Publicado en Diario de Noticias de ílava el 8 de diciembre de 2009
Podría en días como estos hablar o escribir de Adolfo, de Suárez, por aquello de la constitución esa que ahora celebramos aunque en su día no aprobamos. Quizás también por aquello de celebrar el estatuto como si fuese el inicio de algo y el final de todo. Como si nada hubiese habido antes ni lo fuese a haber más tarde. Podría también hablar del Adolfo con bigote. Bigotín más bien. Pequeño como él en medida pero grande en el sufrimiento y el daño causado. Podría hablar de los adolfos muchos que en el mundo son y han sido, pero hoy el cuerpo me pide hablar del de la arruga y la rampa. La arruga en el vestir y la rampa en el entrar.
Al tal Adolfo le han condenado a poner una rampa, para lo cual primero hubo que denunciarle. Se trata de un caso aislado y único en nuestra almendra medieval. Un local inaccesible. No como el resto de bares, comercios y restaurantes de la zona que se caracterizan por las grandes facilidades de acceso que proporcionan no ya a los discapacitados, sino a los niños ensillados y a los carritos de compra. Pero claro, el de la arruga es presa fácil y su caza provoca en más de uno la íntima satisfacción de atacar a la línea de flotación del comercio indeseable; de la pijotería en el vestir y en el oler; de la invasión del reducto irreductible por parte de turistas y gentes de aburrido vivir. Y el caso es que hace años tuve ocasión de escuchar a una representante de la marca arrugada y me dio la impresión de que si alguien conocía Vitoria y la entendía esa era ella. ¡Qué ilusión trasmitía! ¡Qué apuesta de futuro por un espacio que hasta nosotros habíamos olvidado y enterrado! ¡Qué visión del asunto en sintonía con las grandes y pequeñas ciudades del continente y sus islas!

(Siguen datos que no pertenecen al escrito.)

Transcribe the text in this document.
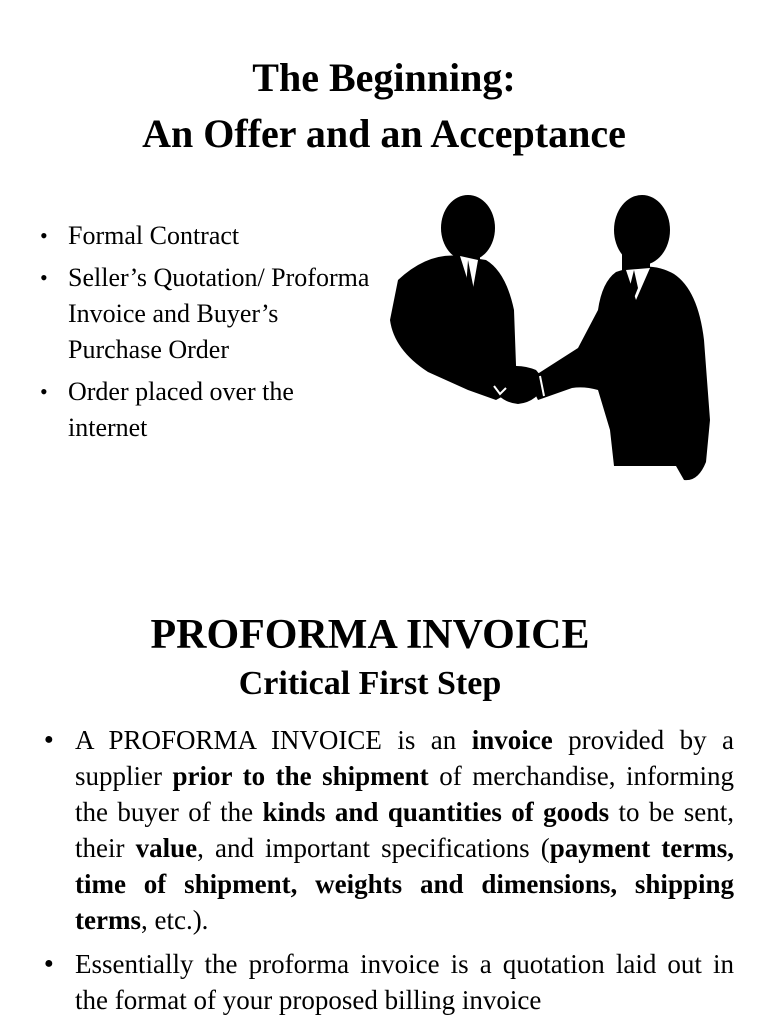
The Beginning:
An Offer and an Acceptance
• Formal Contract
• Seller’s Quotation/ Proforma Invoice and Buyer’s Purchase Order
• Order placed over the internet
PROFORMA INVOICE
Critical First Step
● A PROFORMA INVOICE is an invoice provided by a supplier prior to the shipment of merchandise, informing the buyer of the kinds and quantities of goods to be sent, their value, and important specifications (payment terms, time of shipment, weights and dimensions, shipping terms, etc.).
● Essentially the proforma invoice is a quotation laid out in the format of your proposed billing invoice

Ahora tiene rampa, igual que la almendra. Y todos tan contentos. Sólo le faltan las luces de colores y ya está, como los arquillos, destrozados gracias a los e-planes y la absurda ocurrencia de enmascarar sus techos. Convertidos de pronto en algo más parecido a un salón de alterne que al paseito que fueron. Eso sí, eternizados en su calidad de referente arquitectónico tanto por su brillante concepción como por su desafortunada remodelación. Y mientras tanto a seguir levantando las calles que quedaban. A seguir dando vueltas a la almendra por las varias capas de esta cebolla que a veces hace llorar. A seguir poniendo parches que eviten lo inevitable, sentarnos a pensar la almendra que queremos y abrirla no ya al mundo, sino incluso a nosotros mismos vitorianos todos.